Posted by Adrasteia at March 2, 2007 04:22 AM
Same old same old. The same thing happened at the launch of XP. The problem is legacy hardware, both the system box and peripherals, and the drivers for them - also the fact that a lot of PCs that run XP with ease struggle to run Vista.
If you are buying all new (perhaps your first computer and peripherals) then it's a shoo-in for Vista. But, for example, I won't be "upgrading" anytime soon - I run a 2.4GHz Athlon box with 1 GB of RAM, an 80GB disk and a low-range video card, which does all I want it to but would struggle extremely with Vista.
In addition to that, my printer works fine, but is nearly 10 years old - the drivers for 98 were pretty good, the XP drivers are barely adequate and the Vista drivers probably don't exist. There is no money in supporting old hardware.

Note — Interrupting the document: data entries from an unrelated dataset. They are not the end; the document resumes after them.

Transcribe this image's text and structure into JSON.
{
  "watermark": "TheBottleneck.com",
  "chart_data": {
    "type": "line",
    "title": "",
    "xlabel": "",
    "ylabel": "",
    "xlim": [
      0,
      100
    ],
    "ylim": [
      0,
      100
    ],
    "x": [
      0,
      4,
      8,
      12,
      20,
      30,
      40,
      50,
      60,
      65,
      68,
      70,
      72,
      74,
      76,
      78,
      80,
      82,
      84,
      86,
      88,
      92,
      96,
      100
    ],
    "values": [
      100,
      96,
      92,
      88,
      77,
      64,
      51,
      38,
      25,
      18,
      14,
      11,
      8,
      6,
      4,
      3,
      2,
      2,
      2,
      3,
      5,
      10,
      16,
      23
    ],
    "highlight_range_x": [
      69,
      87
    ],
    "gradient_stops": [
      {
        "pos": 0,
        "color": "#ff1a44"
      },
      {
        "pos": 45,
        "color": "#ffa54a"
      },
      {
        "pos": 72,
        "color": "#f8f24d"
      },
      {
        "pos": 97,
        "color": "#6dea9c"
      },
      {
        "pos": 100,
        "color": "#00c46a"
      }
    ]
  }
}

I think I'm fairly typical. I can't afford to chuck away working hardware for the latest toys, and probably wouldn't if I could - being of a generation that was brought up not to like waste.
Commercial users won't be in any hurry either, I suspect, for many of the same reasons. Of course, eventually, Micro$oft will stop support for XP - thus forcing the "upgrade".
And lastly, Micro$oft are shafting us Brits yet again - the price of any edition of Vista being 50% higher than in the US. They don't even localise their OS's properly for the UK - buy a copy of XP in the UK and you have to explicitly tell it to use UK standards (for example, for the keyboard). Office is the same, and the customisation is harder to do.